The Jakarta Post
The image of Bantargebang landfill in Bekasi, West Java, is a well-known one. This is a vast facility that has for many years become the dump for the waste produced by the residents of Jakarta, totaling about 7,000 metric tons per day.
But Jakarta has morphed into an agglomeration of Greater Jakarta and there are seven other landfills that have turned into basic dumpsites that receive the solid waste from satellite cities: Bogor municipality and regency, Depok, Bekasi municipality and regency, all in West Java, and Tangerang municipality and regency and South Tangerang in Banten.
Greater Jakarta, with more than 30 million people, sends more than 14,000 tons of waste to the eight landfills every day.

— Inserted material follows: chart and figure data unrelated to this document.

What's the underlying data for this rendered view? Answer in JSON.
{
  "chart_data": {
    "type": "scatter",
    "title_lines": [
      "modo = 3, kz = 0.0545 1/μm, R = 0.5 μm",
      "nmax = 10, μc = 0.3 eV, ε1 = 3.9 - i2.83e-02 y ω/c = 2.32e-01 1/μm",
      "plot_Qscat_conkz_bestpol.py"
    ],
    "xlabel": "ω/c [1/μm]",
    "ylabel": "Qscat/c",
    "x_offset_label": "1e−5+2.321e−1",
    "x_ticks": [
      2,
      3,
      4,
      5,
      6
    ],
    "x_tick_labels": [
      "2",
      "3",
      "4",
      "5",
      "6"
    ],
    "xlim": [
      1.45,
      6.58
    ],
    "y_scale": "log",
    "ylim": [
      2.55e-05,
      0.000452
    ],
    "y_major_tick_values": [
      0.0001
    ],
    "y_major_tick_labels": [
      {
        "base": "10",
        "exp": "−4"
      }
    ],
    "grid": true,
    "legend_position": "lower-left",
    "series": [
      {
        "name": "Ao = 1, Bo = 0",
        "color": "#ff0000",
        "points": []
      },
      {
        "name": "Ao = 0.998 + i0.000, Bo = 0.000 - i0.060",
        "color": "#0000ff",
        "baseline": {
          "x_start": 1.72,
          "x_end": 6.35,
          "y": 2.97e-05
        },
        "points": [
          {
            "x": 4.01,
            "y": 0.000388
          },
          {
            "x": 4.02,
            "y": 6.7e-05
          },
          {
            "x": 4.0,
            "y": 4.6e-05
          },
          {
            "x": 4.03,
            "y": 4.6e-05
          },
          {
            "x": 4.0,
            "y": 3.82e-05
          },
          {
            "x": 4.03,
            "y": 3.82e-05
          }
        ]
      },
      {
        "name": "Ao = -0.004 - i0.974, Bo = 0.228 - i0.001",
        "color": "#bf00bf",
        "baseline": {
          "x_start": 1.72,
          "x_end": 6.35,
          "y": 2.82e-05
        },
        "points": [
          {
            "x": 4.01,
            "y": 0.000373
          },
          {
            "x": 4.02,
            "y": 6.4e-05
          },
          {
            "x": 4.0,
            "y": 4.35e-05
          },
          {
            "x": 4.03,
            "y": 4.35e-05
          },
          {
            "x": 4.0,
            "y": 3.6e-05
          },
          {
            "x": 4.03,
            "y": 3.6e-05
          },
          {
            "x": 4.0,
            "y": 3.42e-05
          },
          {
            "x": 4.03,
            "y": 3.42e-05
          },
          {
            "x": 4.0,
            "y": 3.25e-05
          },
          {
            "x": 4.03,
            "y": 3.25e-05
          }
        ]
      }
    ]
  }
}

The other dumpsites are no better than Bantargebang, perhaps even worse. While Bantargebang is set to become overloaded next year, Depok’s dumpsite, Cipayung, has been at overcapacity since 2013. Cipeucang, where South Tangerang dumps its waste; Rawa Kucing, for Tangerang municipality residents and Sumur Batu, which serves Bekasi municipality, are all estimated to be overburdened this year.
Our recent report showed how our waste affected the lives of those who live near these dumps.
Arip Suparman, who lives near Rawa Kucing landfill has seen the trash grow and grow until it has reached the front of his house.
Komarudin, who lives near Burangkeng landfill, which serves Bekasi regency, now has to pay for clean water for his home. The groundwater from his family’s well is oily and smelly as a result of contamination by the waste.
The government and the regional administrations have been seeking a solution. Bogor municipality, Bogor regency, Depok and South Tangerang have pinned their hopes on a new landfill in Lulut-Nambo in Bogor regency. However, the facility has not yet opened because of a protracted payment dispute between the contractor and the investor. Adding to that dispute is the bickering among the four regencies and municipalities that want a greater trash quota than the others.
In 2018, the Public Works and Housing Ministry revitalized the Rawa Kucing landfill by making it a sanitary landfill, where the trash is compressed and buried in a pit with a protected bottom to allow it to decompose into biologically and chemically inert materials. Bantargebang landfill also operates a waste-to-energy plant and a composting facility.
All these innovations, however, cannot keep up with Greater Jakarta’s ever-increasing amount of waste. Environmentalists have also raised concerns about the problems arising from the waste-to-energy plant, claiming it is costly and dirty.
The waste sent to the landfills is mostly household waste, or in other words, our waste. It is definitely our problem, not other people’s.
As all our landfills face imminent overload, reducing our domestic waste is the least we can do to solve our mounting waste crisis. Greater Jakarta residents need to take part in this movement.
We can start at home by avoiding the use of disposable plastics, shopping only for what we need and eating all the food we have bought. Many community units have founded “waste banks”, where they can sell plastic and paper waste, and compost their kitchen waste.
Whatever effort you make to reduce waste, your contribution matters.